36th Attorney General of the Commonwealth of Massachusetts
- In office January 2, 1967 – January 18, 1967
- Appointed by: John A. Volpe
- Preceded by: Edward W. Brooke
- Succeeded by: Elliot Richardson

Personal details
- Born: 1910 Newton, Massachusetts, U.S.
- Died: 1984 (aged 73–74) Bermuda
- Alma mater: American Institute of Banking Suffolk University Law School Boston University Law School
- Profession: Lawyer

= Edward T. Martin =

American judge

Edward T. Martin (1910–1984) was an American attorney and judge who served as Attorney General of Massachusetts for sixteen days in 1967.

==Early life==
Martin was born in Newton, Massachusetts. He graduated from Newton High School in 1927, the American Institute of Banking in 1931, and Suffolk University Law School in 1936. Martin resided in Lexington, Massachusetts, where he was member of the town's School Committee. Prior to joining the Attorney General's office he was a member of the Federal Renegotiation Board.

==Attorney General's office==
During the 1962 election, Martin served as attorney general candidate Edward Brooke's campaign coordinator in the suburbs west of Boston. When Brooke took office in January 1963 he named Martin Chief of the Financial Division. While in this position, Martin felt that he needed a better background in tax law, so he attended Boston University School of Law at nights and earned a master of laws in taxation. When the position of First Deputy Attorney General opened up in 1964, Brooke appointed Martin. As First Deputy, he was responsible for the day to day operations of the Attorney General's office. He also maintained a private law practice during this time.

==Attorney General==
In the 1966 election, Brooke was elected to the United States Senate and Elliot Richardson was elected attorney general. Brooke resigned as attorney general on January 2, 1967, to take his Senate seat. He recommended that Martin be appointed to succeed him. As the legislature was not in session, the only person with the authority to appoint an Attorney General was Governor John A. Volpe, who appointed Martin. Martin served as attorney general until January 18, when Richardson's term began.

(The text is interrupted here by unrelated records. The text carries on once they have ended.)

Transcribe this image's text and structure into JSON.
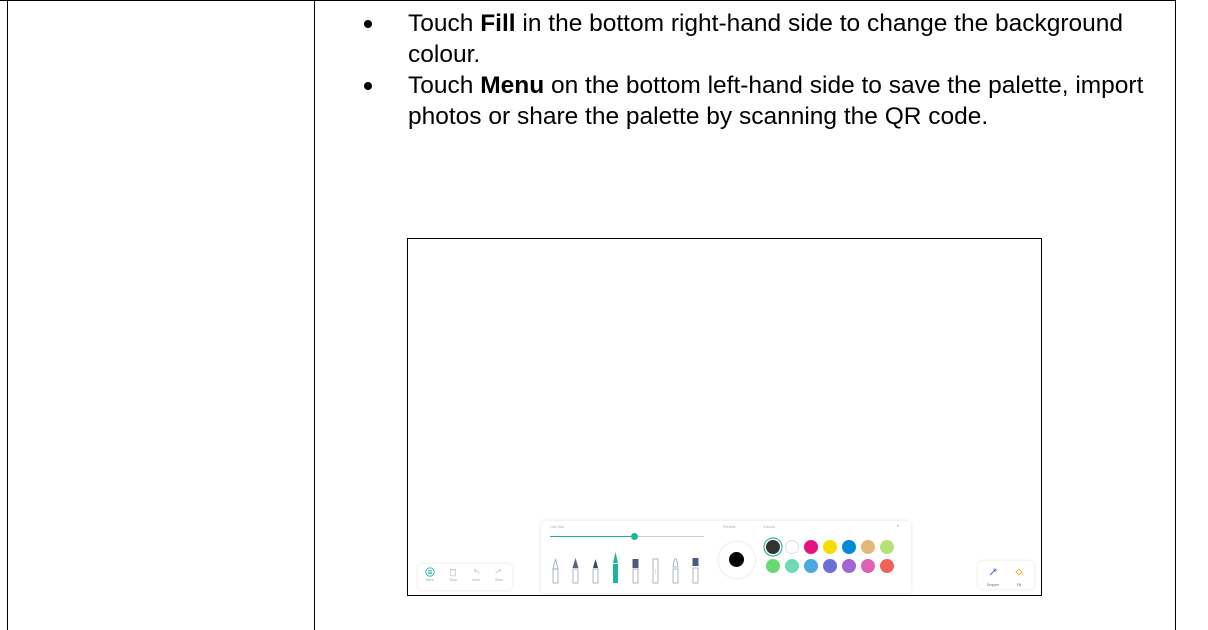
{
  "instructions": [
    {
      "prefix": "Touch ",
      "bold": "Fill",
      "rest": " in the bottom right-hand side to change the background colour."
    },
    {
      "prefix": "Touch ",
      "bold": "Menu",
      "rest": " on the bottom left-hand side to save the palette, import photos or share the palette by scanning the QR code."
    }
  ],
  "screenshot": {
    "left_toolbar": [
      {
        "label": "Menu",
        "icon": "menu-circle-icon",
        "color": "#1fb39b"
      },
      {
        "label": "Clear",
        "icon": "trash-icon",
        "color": "#c8cdd2"
      },
      {
        "label": "Undo",
        "icon": "undo-icon",
        "color": "#c8cdd2"
      },
      {
        "label": "Redo",
        "icon": "redo-icon",
        "color": "#c8cdd2"
      }
    ],
    "panel": {
      "thickness_label": "Line Size",
      "preview_label": "Preview",
      "colours_label": "Colours",
      "thickness_fraction": 0.55,
      "swatches": [
        "#333333",
        "#ffffff",
        "#e4127f",
        "#f6dd00",
        "#008ad6",
        "#e3b77a",
        "#b6e07a",
        "#67d96f",
        "#6fd9b7",
        "#47a9df",
        "#6c6fd6",
        "#a066d3",
        "#dd62b4",
        "#f2605a"
      ]
    },
    "right_toolbar": [
      {
        "label": "Dropper",
        "icon": "eyedropper-icon",
        "color": "#4a63d6"
      },
      {
        "label": "Fill",
        "icon": "fill-bucket-icon",
        "color": "#f0b030"
      }
    ]
  }
}
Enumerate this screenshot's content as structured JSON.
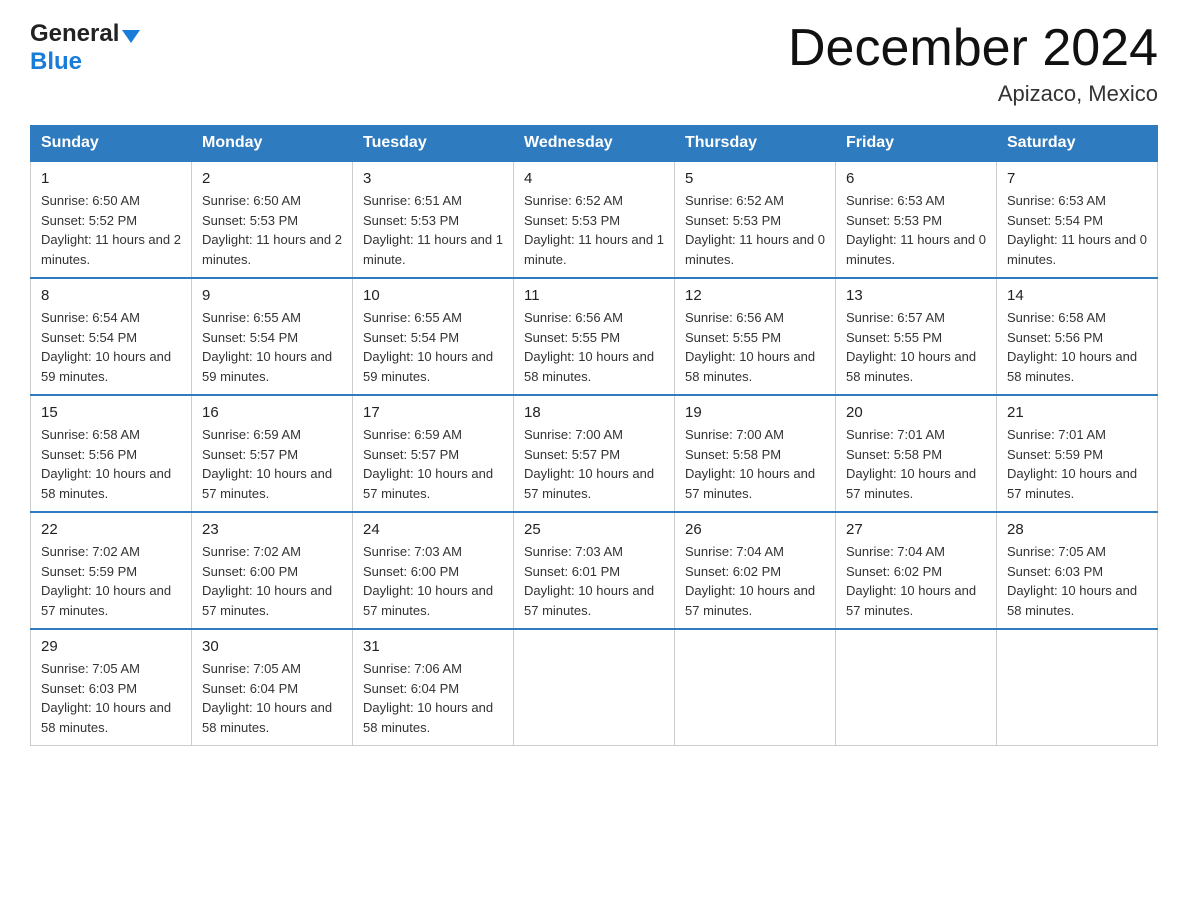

===Belotti investigation===
During his tenure as attorney general, Martin's office continued a controversial investigation into former Lieutenant Governor Francis X. Bellotti. Bellotti, the Democratic nominee for Attorney General in 1966, had been accused by Richardson during the campaign of receiving money from Nationwide Insurance while serving as lieutenant governor for work before the state Insurance Department. Bellotti claimed that the investigation was "patently political" and criticized Brooke, who had initiated the investigation before leaving office, for "white-wash[ing]" the brother of Republican governor John A. Volpe, but finding "cause to recommend further investigation against me, a Democrat". The investigation was not closed during Martin's time in office and Richardson appointed a special panel in an informal trusteeship to review the case. Bellotti was cleared by the panel.

==Judicial career==
From 1967 to 1969, Martin served as Volpe's chief secretary. He was later appointed as a special justice of the West Roxbury District Court. He took his seat on January 17, 1969. On August 27, 1969, Acting Governor Francis W. Sargent nominated Martin to be a judge on the Middlesex Probate Court. His appointment was confirmed by the Massachusetts Governor's Council on September 10, 1969. He retired from the bench on April 25, 1980.

==Death==
In 1984, Martin died unexpectedly while on vacation in Bermuda.